In Neuruppin sei sie gerade dabei, sich einen Mitarbeiterstamm aufzubauen. Nun will sie auch in Kyritz und Wittstock Präsenz zeigen.

In Wittstock wird das über die Psychosoziale Kontakt- und Beratungsstelle (KBS) der Arbeiterwohlfahrt (awo) am Markt 8 möglich. „Wir stellen unser Büro dafür zur Verfügung“, sagt KBS-Betreuerin Katrin Ulmer.

Bei der Beratung geht es Antje Wolter zufolge um alle Lebenslagen. Das kann Hilfe beim Ausfüllen von Formularen, Tipps für finanzielle Unterstützung, den Wiedereinstieg ins Berufsleben oder Beantragung einer Pflegestufe sein. „Wichtig ist, dass wir die Hilfe unabhängig und auf Augenhöhe anbieten“, betont Antje Wolter.

In Wittstock geht es im November los

Trotzdem sei ein großes Netzwerk dabei von Vorteil. Das besteht in der KBS schon. „Zu uns kommen außerdem regelmäßig Menschen mit seelischen Beeinträchtigungen und verbringen hier ihre Zeit“, sagt Katrin Ulmer.

Bereits diese Woche hatte sich Antje Wolter einem Wittstocker Publikum vorgestellt und über EUTB informiert. „Das Besondere an uns ist, dass wir kein Leistungsträger sind und neutral beraten können“, warb sie für das Projekt.

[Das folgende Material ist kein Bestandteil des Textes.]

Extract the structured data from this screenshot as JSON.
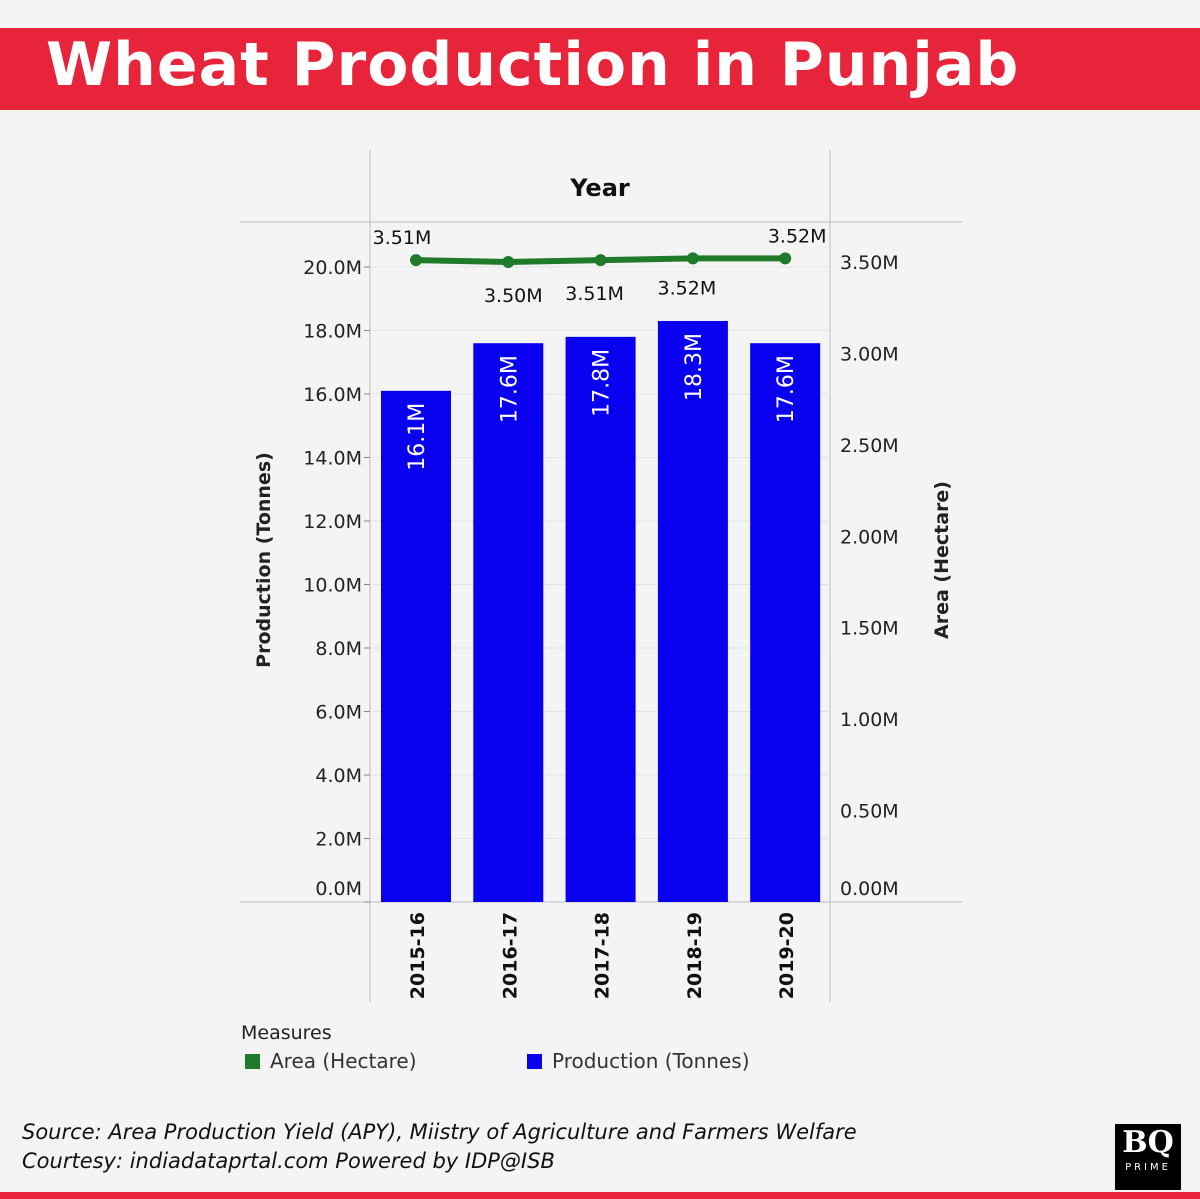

Es könne aber nur eine Brückenfunktion zwischen Betroffenen und entsprechenden Stellen haben. „Die Überwindung, sich überhaupt beraten lassen zu wollen, muss schon da sein“, sagte Antje Wolter. Deshalb wolle EUTB zunächst mal bekannter in der Region werden.

In Neuruppin ist die EUTB im Haus des Paritätischen Wohlfahrtsverbands in der Fehrbelliner Straße 139 zu finden. Sprechzeiten sind montags, und mittwochs von 10 bis 16 und donnerstags von 10 bis 19 Uhr.

In Wittstock startet die EUTB ab Dienstag, 6. November. Sie findet in der KBS am Markt 8 statt. Sprechzeit ist dann immer dienstags zwischen 10.30 und 14 Uhr. Die Beratung ist kostenlos.